I can offer you hope. President Obama has stated that he will make immigration reform a top priority over the next few months. You may want to wait a few months before making any decisions in order to see if there is reform or just more political talk.
So, your parents were married while you were under 18? Your stepfather was a US citizen when they got married? If this is the case you are an "immediate relative." Once the required steprelationship has been established, a stepparent remains a parent even if the "child" (you has married or is over 21 years of age), provided the marriage creating the steprelationship continues to exist, i.e your parents are still married. Second, you state you were "brought" to the US." Correct? HOW? Did you sneak in, or were you waived in, i.e hypothetically if your mother sat in a car for example, and she was waived through by a immigration officer at the border with you as a small boy in the car, and you can get people who were in the car with you all at that time to write affidavits stating the exact details surrounding your entry and inspection in the form of being waived through, then you would not need a waiver (I-601). BUT, if that is not the case, you do need a waiver, which can be applied as of March 3, 2013 from within the US, and once hopefully approved you could then travel to your country of birth and apply for the immigrant visa (green card) and return to the US since you have started to accumulate "unlawful presence" i.e. illegal time living in the US for more than 1 year after turning 18. You should really cnsult with competent immigration counsel to explore these issues and opt for a proper strategy to get you legalized and your green card. It doesn't matter that you stepfather never "legally adopted you" as long as he wa a US citizen and you were under 18 when they married and are still married this will tremendously help you in your process. If I got all the facts straight, he, i.e. your stepfather can apply for you as an immediate relative for your immigrant visa, i.e. I-130 (6 months) and also your I-601A here in the US as of March 3, 2012, then once both are approved hopefully, you go overseas to your native country, process through the embassy/consulate, and come back in a brief time provided that the waiver is approved of course.

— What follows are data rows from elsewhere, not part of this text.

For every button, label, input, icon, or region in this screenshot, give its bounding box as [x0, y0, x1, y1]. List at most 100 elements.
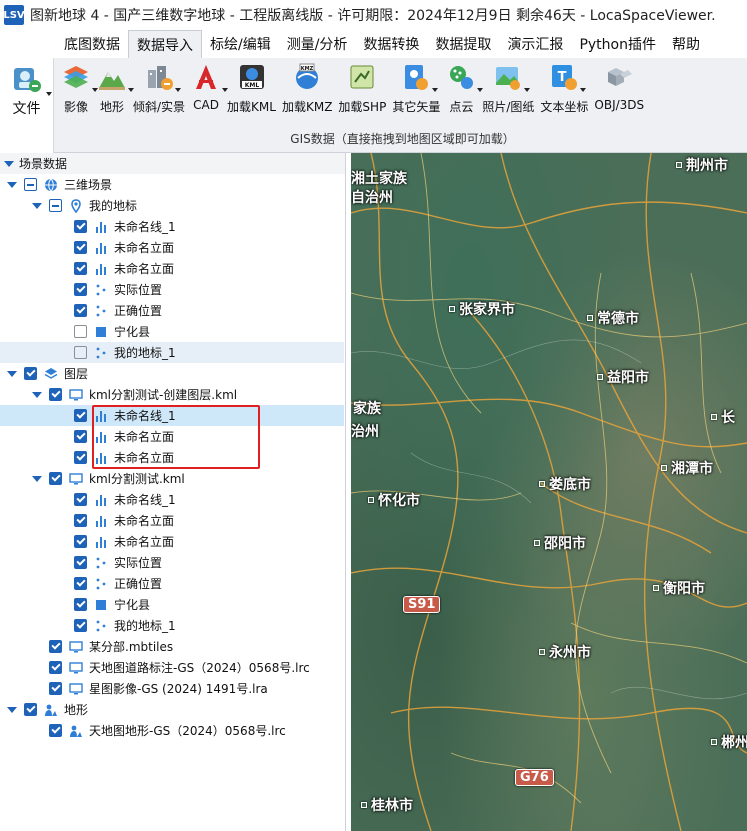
tree-node-label: 正确位置 [114, 577, 163, 591]
menu-tab-6[interactable]: 演示汇报 [499, 30, 571, 58]
tree-node[interactable]: 三维场景 [0, 174, 344, 195]
tree-checkbox[interactable] [74, 283, 87, 296]
menu-tab-8[interactable]: 帮助 [664, 30, 708, 58]
expand-arrow-icon[interactable] [6, 704, 18, 716]
tree-node[interactable]: 未命名立面 [0, 510, 344, 531]
tree-checkbox[interactable] [49, 682, 62, 695]
tree-node[interactable]: 我的地标_1 [0, 342, 344, 363]
tree-checkbox[interactable] [74, 346, 87, 359]
tree-node-label: 正确位置 [114, 304, 163, 318]
tree-checkbox[interactable] [49, 388, 62, 401]
tree-checkbox[interactable] [74, 598, 87, 611]
tree-node[interactable]: 地形 [0, 699, 344, 720]
points-icon [94, 304, 108, 318]
ribbon-button-11[interactable]: OBJ/3DS [591, 58, 647, 118]
pointcloud-icon [446, 62, 484, 92]
scene-data-panel: 场景数据 三维场景 我的地标 未命名线_1 未命名立面 未命名立面 实际位置 正确位置 宁化县… [0, 153, 346, 831]
ribbon-button-7[interactable]: 其它矢量 [389, 58, 443, 118]
ribbon-button-8[interactable]: 点云 [443, 58, 484, 118]
expand-arrow-icon[interactable] [31, 473, 43, 485]
tree-node[interactable]: kml分割测试-创建图层.kml [0, 384, 344, 405]
tree-checkbox[interactable] [49, 472, 62, 485]
ribbon-button-0[interactable]: 影像 [58, 58, 98, 118]
tree-checkbox[interactable] [49, 724, 62, 737]
tree-checkbox[interactable] [74, 241, 87, 254]
expand-arrow-icon[interactable] [6, 179, 18, 191]
tree-checkbox[interactable] [74, 262, 87, 275]
chart-icon [94, 430, 108, 444]
tree-node[interactable]: 未命名线_1 [0, 216, 344, 237]
menu-tab-0[interactable]: 底图数据 [56, 30, 128, 58]
map-view[interactable]: 荆州市 张家界市 常德市 益阳市 湘潭市 娄底市 怀化市 邵阳市 衡阳市 永州市 郴州 桂林市 长 湘土家… [351, 153, 747, 831]
oblique-icon [144, 62, 182, 92]
city-marker-icon [711, 739, 717, 745]
tree-checkbox[interactable] [49, 199, 62, 212]
tree-checkbox[interactable] [49, 640, 62, 653]
tree-checkbox[interactable] [74, 430, 87, 443]
tree-checkbox[interactable] [74, 619, 87, 632]
chart-icon [94, 514, 108, 528]
menu-tab-7[interactable]: Python插件 [571, 30, 664, 58]
tree-node-label: 我的地标_1 [114, 346, 176, 360]
menu-tab-4[interactable]: 数据转换 [355, 30, 427, 58]
tree-node[interactable]: 天地图地形-GS（2024）0568号.lrc [0, 720, 344, 741]
tree-node[interactable]: 实际位置 [0, 552, 344, 573]
tree-node[interactable]: 未命名线_1 [0, 489, 344, 510]
tree-node[interactable]: 我的地标_1 [0, 615, 344, 636]
menu-tab-2[interactable]: 标绘/编辑 [202, 30, 279, 58]
tree-node[interactable]: 未命名线_1 [0, 405, 344, 426]
tree-node[interactable]: 未命名立面 [0, 426, 344, 447]
highway-shield: S91 [403, 596, 441, 613]
tree-checkbox[interactable] [74, 493, 87, 506]
panel-header[interactable]: 场景数据 [0, 153, 345, 174]
tree-node[interactable]: 宁化县 [0, 594, 344, 615]
tree-checkbox[interactable] [74, 556, 87, 569]
tree-checkbox[interactable] [74, 409, 87, 422]
tree-node[interactable]: 图层 [0, 363, 344, 384]
expand-arrow-icon[interactable] [31, 389, 43, 401]
tree-checkbox[interactable] [74, 451, 87, 464]
ribbon-button-10[interactable]: T 文本坐标 [537, 58, 591, 118]
tree-checkbox[interactable] [74, 577, 87, 590]
ribbon-button-4[interactable]: KML 加载KML [224, 58, 279, 118]
tree-checkbox[interactable] [49, 661, 62, 674]
tree-node[interactable]: 实际位置 [0, 279, 344, 300]
tree-node[interactable]: 未命名立面 [0, 258, 344, 279]
expand-arrow-icon[interactable] [31, 200, 43, 212]
tree-checkbox[interactable] [74, 304, 87, 317]
tree-node[interactable]: 未命名立面 [0, 447, 344, 468]
ribbon-button-3[interactable]: CAD [188, 58, 229, 118]
tree-node[interactable]: 星图影像-GS (2024) 1491号.lra [0, 678, 344, 699]
tree-node[interactable]: 某分部.mbtiles [0, 636, 344, 657]
tree-checkbox[interactable] [74, 325, 87, 338]
tree-node[interactable]: 正确位置 [0, 573, 344, 594]
tree-checkbox[interactable] [74, 535, 87, 548]
dropdown-caret-icon [175, 88, 182, 92]
ribbon-button-2[interactable]: 倾斜/实景 [130, 58, 188, 118]
ribbon-button-label: 点云 [449, 100, 474, 114]
tree-node[interactable]: 宁化县 [0, 321, 344, 342]
tree-node[interactable]: 我的地标 [0, 195, 344, 216]
tree-checkbox[interactable] [24, 178, 37, 191]
ribbon-button-6[interactable]: 加载SHP [335, 58, 389, 118]
tree-node[interactable]: 正确位置 [0, 300, 344, 321]
menu-tab-1[interactable]: 数据导入 [128, 30, 202, 58]
ribbon-button-9[interactable]: 照片/图纸 [479, 58, 537, 118]
file-button[interactable]: 文件 [0, 58, 54, 153]
tree-checkbox[interactable] [24, 367, 37, 380]
ribbon-button-1[interactable]: 地形 [94, 58, 134, 118]
tree-node[interactable]: 天地图道路标注-GS（2024）0568号.lrc [0, 657, 344, 678]
tree-node[interactable]: 未命名立面 [0, 531, 344, 552]
highway-shield: G76 [515, 769, 554, 786]
tree-node[interactable]: kml分割测试.kml [0, 468, 344, 489]
tree-checkbox[interactable] [74, 514, 87, 527]
menu-tab-3[interactable]: 测量/分析 [279, 30, 356, 58]
ribbon-button-5[interactable]: KMZ 加载KMZ [279, 58, 335, 118]
tree-node[interactable]: 未命名立面 [0, 237, 344, 258]
expand-arrow-icon[interactable] [6, 368, 18, 380]
tree-checkbox[interactable] [24, 703, 37, 716]
menu-tab-5[interactable]: 数据提取 [427, 30, 499, 58]
tree-checkbox[interactable] [74, 220, 87, 233]
ribbon-button-label: OBJ/3DS [594, 98, 645, 112]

I would like to add a bit of information to the answers you already have. It is important to know how and when your mother became a permanent resident. If she became a permanent resident through a preference category (not as an immediate relative or some other means), you may be grandfathered and therefore eligible for adjustment of status once you have a current priority date. In that case, you could avoid a waiver altogether for unlawful presence. However, if your case is as it appears and you are not grandfathered, you could not get a provisional waiver through your mother because those are only for immediate relatives. Your mother would be a qualifying relative for an I-601 waiver, so you could still move forward.
You should also be aware of the potentially very long waiting periods if you are not an immediate relative. If you do not currently have a pending I-130 for you with a previous priority date, you may have to wait for a long time, depending on what country you are from. My suggestion is that if you are not married (only unmarried sons and daughters of lawful permanent residents can be beneficiaries), your mother can file an I-130 petition for you immediately in order to get a priority date as soon as possible, and then once she naturalizes, your preference category will change from an F-2B to an F-1.
Before doing anything based on advice from this answer, I strongly recommend that you consult with an experienced immigration attorney. Best of luck.